Who knows, maybe they got cleared because someone was trolling the suggestion engine, just because there is heavy logical correlation that suggest higher rated search terms should be suggested, that doesn't mean there are not other factors that outweigh it. We don't really know how it works.
I am not being defensive of them, in fact it wouldn't surprise me if it was true, just that they got caught. It is actually pretty fascinating and scary how entangled the Google universe and the Government are, and right or wrong, they are seem to be more invested in their vision of the future more than financial* gains.
* but money is always a little bit a part of it
When I was following the primaries, I preferred Bing's tool to Google's here(just search "primaries" from a US location in either tool). The Google one seemed overly simplistic, especially earlier when there were more potential delegates.

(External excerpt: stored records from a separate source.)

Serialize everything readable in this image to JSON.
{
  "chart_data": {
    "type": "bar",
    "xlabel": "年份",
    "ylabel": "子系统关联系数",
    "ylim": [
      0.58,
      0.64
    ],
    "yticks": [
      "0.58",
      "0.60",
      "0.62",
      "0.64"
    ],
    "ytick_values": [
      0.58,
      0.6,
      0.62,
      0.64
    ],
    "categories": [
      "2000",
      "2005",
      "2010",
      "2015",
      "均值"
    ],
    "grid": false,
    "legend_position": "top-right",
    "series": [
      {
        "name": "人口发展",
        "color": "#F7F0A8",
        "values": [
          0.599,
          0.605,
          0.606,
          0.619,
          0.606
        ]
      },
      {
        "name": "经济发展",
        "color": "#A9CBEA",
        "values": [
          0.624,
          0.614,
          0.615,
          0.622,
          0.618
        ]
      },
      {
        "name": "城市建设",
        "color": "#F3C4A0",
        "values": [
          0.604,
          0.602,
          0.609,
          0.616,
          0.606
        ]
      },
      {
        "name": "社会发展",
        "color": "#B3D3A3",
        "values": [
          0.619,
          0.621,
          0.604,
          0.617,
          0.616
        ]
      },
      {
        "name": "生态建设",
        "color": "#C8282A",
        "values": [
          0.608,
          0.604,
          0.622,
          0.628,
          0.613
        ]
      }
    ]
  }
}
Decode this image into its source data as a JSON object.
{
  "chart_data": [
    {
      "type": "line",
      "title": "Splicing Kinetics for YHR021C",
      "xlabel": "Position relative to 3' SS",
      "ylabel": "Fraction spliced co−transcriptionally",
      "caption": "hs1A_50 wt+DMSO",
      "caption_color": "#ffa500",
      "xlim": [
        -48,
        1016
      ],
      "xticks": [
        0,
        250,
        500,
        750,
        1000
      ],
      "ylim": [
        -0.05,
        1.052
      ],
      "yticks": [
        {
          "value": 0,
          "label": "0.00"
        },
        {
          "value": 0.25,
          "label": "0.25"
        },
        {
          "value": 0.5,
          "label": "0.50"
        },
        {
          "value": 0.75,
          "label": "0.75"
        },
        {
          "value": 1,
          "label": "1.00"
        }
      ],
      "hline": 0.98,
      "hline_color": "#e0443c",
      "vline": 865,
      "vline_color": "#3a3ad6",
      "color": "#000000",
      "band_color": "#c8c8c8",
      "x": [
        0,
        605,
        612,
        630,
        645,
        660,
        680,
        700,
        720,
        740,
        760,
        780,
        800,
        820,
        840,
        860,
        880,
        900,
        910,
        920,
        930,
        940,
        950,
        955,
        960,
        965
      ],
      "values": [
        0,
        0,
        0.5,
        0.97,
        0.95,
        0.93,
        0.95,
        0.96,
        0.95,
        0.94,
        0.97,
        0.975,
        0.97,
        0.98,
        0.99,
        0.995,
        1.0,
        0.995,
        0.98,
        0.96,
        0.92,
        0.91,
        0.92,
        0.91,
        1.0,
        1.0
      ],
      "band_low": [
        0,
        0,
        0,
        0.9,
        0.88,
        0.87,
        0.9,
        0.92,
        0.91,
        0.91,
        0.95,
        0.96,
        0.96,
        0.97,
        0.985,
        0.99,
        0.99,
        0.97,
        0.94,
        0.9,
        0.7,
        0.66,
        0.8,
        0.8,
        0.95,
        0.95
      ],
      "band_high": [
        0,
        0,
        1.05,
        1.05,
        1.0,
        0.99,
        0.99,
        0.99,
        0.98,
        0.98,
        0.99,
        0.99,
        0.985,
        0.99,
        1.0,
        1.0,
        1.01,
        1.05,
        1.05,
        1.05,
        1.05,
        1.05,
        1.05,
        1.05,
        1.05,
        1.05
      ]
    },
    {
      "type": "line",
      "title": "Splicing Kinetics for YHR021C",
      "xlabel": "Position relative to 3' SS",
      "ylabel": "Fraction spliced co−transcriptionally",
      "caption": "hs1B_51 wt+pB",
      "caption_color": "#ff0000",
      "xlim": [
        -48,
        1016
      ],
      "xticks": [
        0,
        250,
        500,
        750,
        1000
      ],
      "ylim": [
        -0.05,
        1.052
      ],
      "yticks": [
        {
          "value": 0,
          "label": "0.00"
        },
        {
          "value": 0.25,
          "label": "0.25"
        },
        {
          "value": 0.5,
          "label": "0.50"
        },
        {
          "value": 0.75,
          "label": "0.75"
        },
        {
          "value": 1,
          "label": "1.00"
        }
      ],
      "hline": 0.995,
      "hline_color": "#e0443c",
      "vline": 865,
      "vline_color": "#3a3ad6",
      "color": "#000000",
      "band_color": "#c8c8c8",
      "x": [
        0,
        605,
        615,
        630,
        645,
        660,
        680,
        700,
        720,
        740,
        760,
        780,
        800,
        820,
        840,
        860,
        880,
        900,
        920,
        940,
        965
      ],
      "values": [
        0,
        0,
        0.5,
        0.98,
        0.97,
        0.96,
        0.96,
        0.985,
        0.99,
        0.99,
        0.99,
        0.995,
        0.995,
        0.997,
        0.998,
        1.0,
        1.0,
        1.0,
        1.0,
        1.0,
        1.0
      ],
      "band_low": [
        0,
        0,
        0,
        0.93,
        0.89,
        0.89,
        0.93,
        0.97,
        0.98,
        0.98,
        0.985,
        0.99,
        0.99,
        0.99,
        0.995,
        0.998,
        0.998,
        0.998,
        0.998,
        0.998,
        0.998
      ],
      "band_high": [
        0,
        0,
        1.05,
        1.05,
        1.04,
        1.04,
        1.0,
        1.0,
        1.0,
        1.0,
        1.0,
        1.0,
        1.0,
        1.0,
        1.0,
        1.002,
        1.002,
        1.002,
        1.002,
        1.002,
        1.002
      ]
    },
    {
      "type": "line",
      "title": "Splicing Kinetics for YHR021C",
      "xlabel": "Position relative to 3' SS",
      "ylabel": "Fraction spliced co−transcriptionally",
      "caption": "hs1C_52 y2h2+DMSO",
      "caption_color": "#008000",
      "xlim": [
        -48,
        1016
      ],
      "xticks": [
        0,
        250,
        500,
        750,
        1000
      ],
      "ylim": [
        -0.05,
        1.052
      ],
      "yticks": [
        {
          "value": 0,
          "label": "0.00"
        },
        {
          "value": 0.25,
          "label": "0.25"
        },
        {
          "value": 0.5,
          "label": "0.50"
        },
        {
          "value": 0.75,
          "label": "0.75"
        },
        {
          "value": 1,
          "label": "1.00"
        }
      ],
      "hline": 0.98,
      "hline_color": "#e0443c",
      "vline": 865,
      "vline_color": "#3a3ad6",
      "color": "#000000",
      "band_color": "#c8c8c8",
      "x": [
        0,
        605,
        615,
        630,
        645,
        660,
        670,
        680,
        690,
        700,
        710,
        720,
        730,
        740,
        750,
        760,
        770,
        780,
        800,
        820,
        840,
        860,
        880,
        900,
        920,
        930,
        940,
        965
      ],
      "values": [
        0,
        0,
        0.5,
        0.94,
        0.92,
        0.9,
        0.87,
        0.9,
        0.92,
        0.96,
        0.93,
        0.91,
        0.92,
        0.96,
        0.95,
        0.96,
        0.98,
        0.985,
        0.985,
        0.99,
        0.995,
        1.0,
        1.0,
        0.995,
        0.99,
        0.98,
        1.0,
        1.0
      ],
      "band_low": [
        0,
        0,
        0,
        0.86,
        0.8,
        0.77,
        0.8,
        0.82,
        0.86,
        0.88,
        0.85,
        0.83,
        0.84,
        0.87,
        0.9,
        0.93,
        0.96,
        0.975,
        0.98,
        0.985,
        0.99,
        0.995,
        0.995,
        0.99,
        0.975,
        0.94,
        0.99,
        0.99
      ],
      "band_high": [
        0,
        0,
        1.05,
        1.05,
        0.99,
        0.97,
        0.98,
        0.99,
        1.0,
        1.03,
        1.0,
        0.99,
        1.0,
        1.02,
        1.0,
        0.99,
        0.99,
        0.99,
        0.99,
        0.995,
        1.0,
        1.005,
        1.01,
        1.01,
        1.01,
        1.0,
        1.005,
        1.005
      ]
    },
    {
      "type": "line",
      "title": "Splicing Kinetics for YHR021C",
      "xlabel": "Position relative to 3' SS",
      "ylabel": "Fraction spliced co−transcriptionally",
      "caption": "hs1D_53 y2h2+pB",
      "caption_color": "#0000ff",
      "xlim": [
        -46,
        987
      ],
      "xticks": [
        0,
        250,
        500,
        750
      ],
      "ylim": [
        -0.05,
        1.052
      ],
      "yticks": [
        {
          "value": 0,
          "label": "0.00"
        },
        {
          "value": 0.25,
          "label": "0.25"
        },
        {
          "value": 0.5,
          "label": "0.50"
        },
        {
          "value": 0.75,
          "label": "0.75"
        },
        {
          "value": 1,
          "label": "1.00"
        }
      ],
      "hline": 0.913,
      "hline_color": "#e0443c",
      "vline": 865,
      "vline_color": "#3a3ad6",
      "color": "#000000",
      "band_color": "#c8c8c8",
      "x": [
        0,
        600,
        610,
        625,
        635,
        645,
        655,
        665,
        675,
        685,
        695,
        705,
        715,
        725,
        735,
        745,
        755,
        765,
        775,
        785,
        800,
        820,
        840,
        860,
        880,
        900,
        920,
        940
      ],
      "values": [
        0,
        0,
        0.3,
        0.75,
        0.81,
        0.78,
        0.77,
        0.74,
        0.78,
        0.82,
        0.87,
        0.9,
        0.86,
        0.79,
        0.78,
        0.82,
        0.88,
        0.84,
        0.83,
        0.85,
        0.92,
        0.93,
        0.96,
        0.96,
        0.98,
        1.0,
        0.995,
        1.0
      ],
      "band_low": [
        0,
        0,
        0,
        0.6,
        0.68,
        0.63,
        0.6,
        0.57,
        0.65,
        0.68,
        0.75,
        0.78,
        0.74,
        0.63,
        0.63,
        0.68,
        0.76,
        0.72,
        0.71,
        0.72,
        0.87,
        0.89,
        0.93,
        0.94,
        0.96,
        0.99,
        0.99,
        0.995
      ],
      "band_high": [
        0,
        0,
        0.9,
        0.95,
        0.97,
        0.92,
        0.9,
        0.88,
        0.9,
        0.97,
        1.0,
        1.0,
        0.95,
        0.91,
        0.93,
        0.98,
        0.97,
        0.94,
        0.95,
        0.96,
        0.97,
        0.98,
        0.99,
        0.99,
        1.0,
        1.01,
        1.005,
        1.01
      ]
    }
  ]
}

I still tend to search with Google, but Bing at least seems to give a more 'unfiltered' view of your query. Google seems to have a lot more heuristics tweaking things in the background, so I use them for my first search and switch to Bing if I need to see everything for some oddly specific query.
I also don't see electoral fraud and exit poll discrepancies talked about as much anymore:
https://medium.com/@spencergundert/hillary-clinton-and-elect...
An interesting read from April which continues to be relevant and attributable to last Tuesday's primaries as well.
I'm glad this guy knows so much about how search engines work. He should start one, it sounds easy! He just has to map each query to the single, unchanging answer that's the same for everybody!
This is was I get in Berlin, Germany in Incognito mode:
This could also be neighborhood or search history or social network related, no?